Is alot of roleplay based on hypocritical practices?

I was thinking, the way players might expect some amount of creative control over a game - is that hypocritical?

Let's assume the game was good for them somehow - and because it was good, THEN they want creative control.

They only want in once the bread has been baked. As if they deserve creative control in a roleplay game they did nothing in building up from scratch.

Certainly if the game is somehow (in their subjective judgement) not good, then they (99% of the time) don't want to try and put in effort to build it up. They just abandon it.

Yet if it's good, then they want creative control. In particular this begs the situation where their creative input simply wrecks what's there - but again, why not, as they didn't put in any effort.

It's quite a dilemma. Roleplaying generally involves players having some creative control.
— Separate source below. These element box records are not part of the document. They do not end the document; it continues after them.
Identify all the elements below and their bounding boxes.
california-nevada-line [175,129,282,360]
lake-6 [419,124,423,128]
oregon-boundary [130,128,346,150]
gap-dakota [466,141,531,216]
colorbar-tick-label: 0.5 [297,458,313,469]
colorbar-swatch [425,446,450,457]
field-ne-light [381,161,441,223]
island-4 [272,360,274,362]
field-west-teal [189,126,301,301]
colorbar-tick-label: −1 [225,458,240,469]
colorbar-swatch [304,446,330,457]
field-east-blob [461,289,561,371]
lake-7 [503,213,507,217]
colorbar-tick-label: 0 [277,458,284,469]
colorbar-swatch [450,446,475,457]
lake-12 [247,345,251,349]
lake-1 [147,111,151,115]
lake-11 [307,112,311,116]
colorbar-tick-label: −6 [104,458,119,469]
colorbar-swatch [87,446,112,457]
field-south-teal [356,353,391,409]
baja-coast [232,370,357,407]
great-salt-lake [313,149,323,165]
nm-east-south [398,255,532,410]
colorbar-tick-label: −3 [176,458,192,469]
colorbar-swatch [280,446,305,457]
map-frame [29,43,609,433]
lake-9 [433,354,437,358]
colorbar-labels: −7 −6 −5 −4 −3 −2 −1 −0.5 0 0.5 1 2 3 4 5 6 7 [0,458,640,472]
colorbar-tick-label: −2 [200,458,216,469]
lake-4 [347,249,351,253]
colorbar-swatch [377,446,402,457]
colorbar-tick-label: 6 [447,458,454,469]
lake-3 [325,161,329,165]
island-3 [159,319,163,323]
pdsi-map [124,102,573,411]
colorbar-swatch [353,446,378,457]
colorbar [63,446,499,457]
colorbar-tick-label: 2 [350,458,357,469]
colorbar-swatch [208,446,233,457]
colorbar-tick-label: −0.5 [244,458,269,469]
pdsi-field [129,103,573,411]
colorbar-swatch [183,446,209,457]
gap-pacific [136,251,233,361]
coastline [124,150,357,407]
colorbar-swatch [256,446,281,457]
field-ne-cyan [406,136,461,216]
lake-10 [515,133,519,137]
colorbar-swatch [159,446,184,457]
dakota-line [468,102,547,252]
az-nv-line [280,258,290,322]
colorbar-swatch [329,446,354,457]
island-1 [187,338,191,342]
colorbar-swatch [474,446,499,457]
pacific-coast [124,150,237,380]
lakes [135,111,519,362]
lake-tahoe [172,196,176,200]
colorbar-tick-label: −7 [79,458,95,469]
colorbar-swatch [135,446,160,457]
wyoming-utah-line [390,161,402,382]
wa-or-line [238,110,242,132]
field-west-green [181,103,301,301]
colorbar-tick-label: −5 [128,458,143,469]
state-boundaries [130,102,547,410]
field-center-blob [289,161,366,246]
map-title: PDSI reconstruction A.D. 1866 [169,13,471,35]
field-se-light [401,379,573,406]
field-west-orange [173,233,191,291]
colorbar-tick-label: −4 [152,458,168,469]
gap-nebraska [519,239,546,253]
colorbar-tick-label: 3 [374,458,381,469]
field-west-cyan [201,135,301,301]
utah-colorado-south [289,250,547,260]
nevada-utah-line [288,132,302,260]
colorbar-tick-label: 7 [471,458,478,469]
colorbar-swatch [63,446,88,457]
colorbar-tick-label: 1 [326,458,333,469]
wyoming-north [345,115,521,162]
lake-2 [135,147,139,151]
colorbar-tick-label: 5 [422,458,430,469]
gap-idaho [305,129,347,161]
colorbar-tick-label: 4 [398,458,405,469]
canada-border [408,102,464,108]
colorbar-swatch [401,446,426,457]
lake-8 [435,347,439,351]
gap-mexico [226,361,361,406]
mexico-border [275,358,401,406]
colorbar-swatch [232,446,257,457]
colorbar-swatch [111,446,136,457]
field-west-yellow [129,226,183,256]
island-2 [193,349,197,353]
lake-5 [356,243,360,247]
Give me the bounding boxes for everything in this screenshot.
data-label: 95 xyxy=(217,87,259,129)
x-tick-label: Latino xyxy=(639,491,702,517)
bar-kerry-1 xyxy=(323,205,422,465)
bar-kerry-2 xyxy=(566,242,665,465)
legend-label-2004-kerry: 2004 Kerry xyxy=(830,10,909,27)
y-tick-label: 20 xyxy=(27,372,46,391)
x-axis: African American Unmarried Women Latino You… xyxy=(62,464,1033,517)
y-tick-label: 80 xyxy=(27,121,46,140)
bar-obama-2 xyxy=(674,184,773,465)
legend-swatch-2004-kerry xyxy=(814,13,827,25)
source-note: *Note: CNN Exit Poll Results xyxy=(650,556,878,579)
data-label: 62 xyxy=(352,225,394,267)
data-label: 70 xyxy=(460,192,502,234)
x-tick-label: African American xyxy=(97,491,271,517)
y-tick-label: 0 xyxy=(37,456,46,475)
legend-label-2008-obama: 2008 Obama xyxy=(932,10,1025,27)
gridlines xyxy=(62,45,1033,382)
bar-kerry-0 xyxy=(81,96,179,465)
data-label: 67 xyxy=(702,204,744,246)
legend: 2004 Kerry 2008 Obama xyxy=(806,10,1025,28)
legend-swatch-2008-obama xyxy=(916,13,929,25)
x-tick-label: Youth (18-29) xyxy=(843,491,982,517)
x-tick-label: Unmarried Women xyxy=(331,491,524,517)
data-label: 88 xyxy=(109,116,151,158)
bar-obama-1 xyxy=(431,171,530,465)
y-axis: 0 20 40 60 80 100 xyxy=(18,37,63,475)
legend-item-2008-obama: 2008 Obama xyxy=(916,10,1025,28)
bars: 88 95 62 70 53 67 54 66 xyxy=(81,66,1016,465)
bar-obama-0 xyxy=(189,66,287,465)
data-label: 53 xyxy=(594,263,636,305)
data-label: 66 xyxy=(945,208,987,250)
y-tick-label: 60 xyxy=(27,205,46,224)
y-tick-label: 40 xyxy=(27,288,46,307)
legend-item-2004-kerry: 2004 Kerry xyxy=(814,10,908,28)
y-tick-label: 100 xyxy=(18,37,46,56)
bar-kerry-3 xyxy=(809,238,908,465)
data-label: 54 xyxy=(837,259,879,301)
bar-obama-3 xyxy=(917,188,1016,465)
But if it keeps getting handed out to people as if they deserve something they don't respect?

Possibly this is why leveling systems (like in D&D) took off - at the start the GM necessarily put in a great deal of effort. Here's some giant rats to kill. Done. In other words, no ones put any creative effort in as yet. So if all participants help nurture the game, it continues - the higher levels requiring greater amounts of creativitity as you start to deal with organisation of enemies, or even pantheons.

Perhaps RPG's could do with some system that ensures everyone either contributes to nurture the game from scratch?